Did I say lengthy? Michael, Terri’s legal heir, had a “Do Not Resuscitate” order posted for his wife just months after the million-dollar jury award.

But Terri didn’t die. She kept living. And living.

So after a few more years, Michael petitioned to have Terri’s feeding tube withheld. Meanwhile, Michael, ever Terri’s devoted husband, announced his engagement to another woman. (Michael lives with this other woman, who now has borne two of Michael’s children.)

The Florida courts, after the case made several trips up and down the appellate ladder, ultimately ordered Terri’s feeding tube taken away.

Terri still hadn’t died after about a week of no food and fluids.
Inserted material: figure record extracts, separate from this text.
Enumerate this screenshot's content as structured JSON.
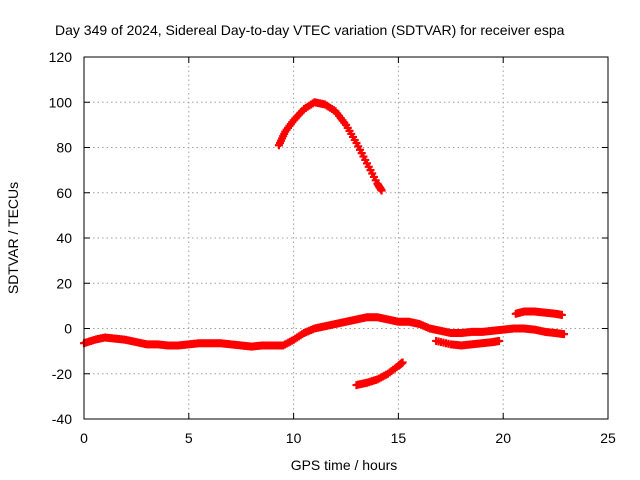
{
  "chart_data": {
    "type": "scatter",
    "title": "Day 349 of 2024, Sidereal Day-to-day VTEC variation (SDTVAR) for receiver espa",
    "xlabel": "GPS time / hours",
    "ylabel": "SDTVAR / TECUs",
    "xlim": [
      0,
      25
    ],
    "ylim": [
      -40,
      120
    ],
    "x_ticks": [
      0,
      5,
      10,
      15,
      20,
      25
    ],
    "y_ticks": [
      -40,
      -20,
      0,
      20,
      40,
      60,
      80,
      100,
      120
    ],
    "grid": true,
    "legend": "none",
    "marker": "plus",
    "color": "#ff0000",
    "series": [
      {
        "name": "track-1",
        "x": [
          0.0,
          0.5,
          1.0,
          1.5,
          2.0,
          2.5,
          3.0,
          3.5,
          4.0,
          4.5,
          5.0,
          5.5,
          6.0,
          6.5,
          7.0,
          7.5,
          8.0,
          8.5,
          9.0,
          9.5,
          10.0,
          10.5,
          11.0,
          11.5,
          12.0,
          12.5,
          13.0,
          13.5,
          14.0,
          14.5,
          15.0,
          15.5,
          16.0,
          16.5,
          17.0,
          17.5,
          18.0,
          18.5,
          19.0,
          19.5,
          20.0,
          20.5,
          21.0,
          21.5,
          22.0,
          22.5,
          22.9
        ],
        "y": [
          -6.5,
          -5,
          -4,
          -4.5,
          -5,
          -6,
          -7,
          -7,
          -7.5,
          -7.5,
          -7,
          -6.5,
          -6.5,
          -6.5,
          -7,
          -7.5,
          -8,
          -7.5,
          -7.5,
          -7.5,
          -5,
          -2,
          0,
          1,
          2,
          3,
          4,
          5,
          5,
          4,
          3,
          3,
          2,
          0,
          -1,
          -2,
          -2,
          -1.5,
          -1.5,
          -1,
          -0.5,
          0,
          0,
          -0.5,
          -1.5,
          -2,
          -2.5
        ]
      },
      {
        "name": "track-2",
        "x": [
          9.3,
          9.6,
          10.0,
          10.5,
          11.0,
          11.5,
          12.0,
          12.5,
          13.0,
          13.5,
          14.0,
          14.2
        ],
        "y": [
          81,
          87,
          92,
          97,
          100,
          99,
          96,
          90,
          82,
          73,
          64,
          61
        ]
      },
      {
        "name": "track-3",
        "x": [
          13.0,
          13.5,
          14.0,
          14.5,
          15.0,
          15.2
        ],
        "y": [
          -25,
          -24,
          -22.5,
          -20,
          -16.5,
          -15
        ]
      },
      {
        "name": "track-4",
        "x": [
          16.8,
          17.5,
          18.0,
          18.5,
          19.0,
          19.5,
          19.8
        ],
        "y": [
          -5.5,
          -7,
          -7.5,
          -7,
          -6.5,
          -6,
          -5.5
        ]
      },
      {
        "name": "track-5",
        "x": [
          20.6,
          21.0,
          21.5,
          22.0,
          22.5,
          22.8
        ],
        "y": [
          6.5,
          7.5,
          7.5,
          7,
          6.5,
          6
        ]
      }
    ]
  }
}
But the public outcry over her treatment moved the Florida legislature to pass a bill, popularly called “Terri’s Law,” empowering the governor to order her feeding tube restored. Governor Jeb Bush immediately did so, saving Terri’s life.

Michael, undaunted, went straight to court and, assisted by his own attorneys as well as the ACLU, challenged Terri’s Law as unconstitutional. A state trial court agreed to strike the law down without any trial and without letting the governor examine the evidence (what lawyers call “discovery”), such as taking depositions of Michael and his fiancée or requesting that certain relevant documents be produced.
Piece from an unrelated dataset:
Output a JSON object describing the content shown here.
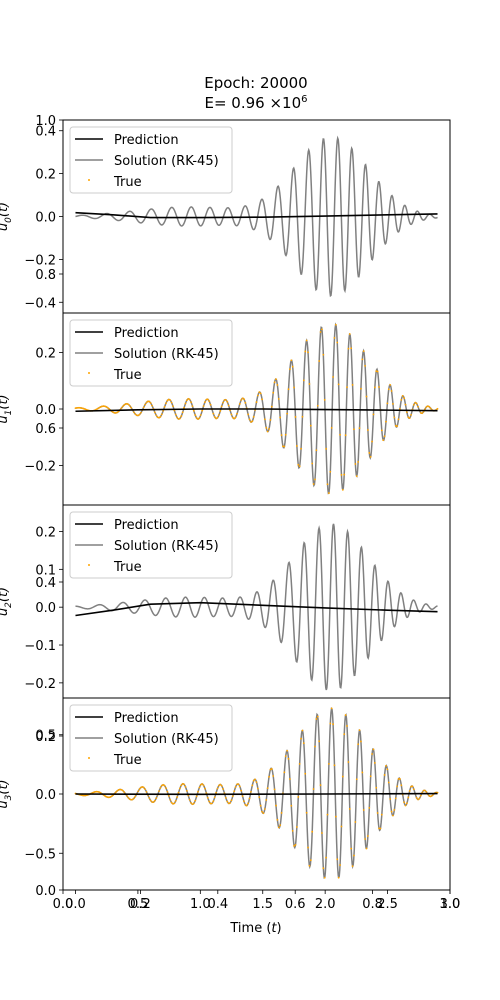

The Florida supreme court agreed to hear the case on a fast track. That in itself is a bad sign: What’s the rush, unless you’re in a hurry to have Terri die?

At oral argument, the state supreme-court justices quizzed the governor’s attorneys about a perceived affront to the judiciary. Doesn’t Terri’s Law violate the separation of powers by overturning a court order? they asked. How can the governor legitimately poke his nose into a matter already legally settled between private parties? Indeed, Michael’s attorney contended with alarm that, if Terri’s Law were upheld, no civil judgment would be safe from meddling executive-branch officials.

Now hold on. The governor and other executive officials are sworn to enforce the law. That sometimes means rescuing individuals from abusive situations, regardless of prior court proceedings. For example, child-protection agencies can take custody of an abused child regardless of whether the abuser was awarded legal custody in prior divorce-court proceedings. Likewise, the governor can pardon an innocent man facing execution despite the courts’ having convicted him and sentenced him to death. The notion that such executive-branch intervention improperly “overturns” court orders or violates the “separation of powers” is preposterous. Yet that is essentially what Michael argues. And that is what the supreme-court justices seem ready to conclude.

In Terri’s case, the legislature, perceiving a potential grave abuse of a disabled woman, authorized her rescue. That’s called protecting the vulnerable, not trampling the authority of judges.

Ironically, it is the courts themselves who will have the last word anyway, even if the governor wins the present appeal. If Michael can prove that he has in fact zealously safeguarded Terri’s genuine wish to be rid of tube feeding, and not his own wish to be rid of a disabled wife, then the courts will overturn the governor’s stay and again order her starvation. On the other hand, if the facts show that this is not what Terri wants, and that Michael is abusing his authority for personal ends, then the courts will presumably gladly (if somewhat sheepishly) affirm the stay that keeps Terri alive. Either way, the courts get the final say.

But that doesn’t satisfy Michael. He wants a judgment overturning the stay without any litigation based on the real facts. Will the Florida supreme court let him have his way? Is that what “taking care of the disabled” means to them?

Walter M. Weber is senior litigation counsel for the American Center for Law and Justice. He is one of the attorneys representing Terri Schiavo’s parents, Mary and Robert Schindler, in the case of Bush v. Schiavo.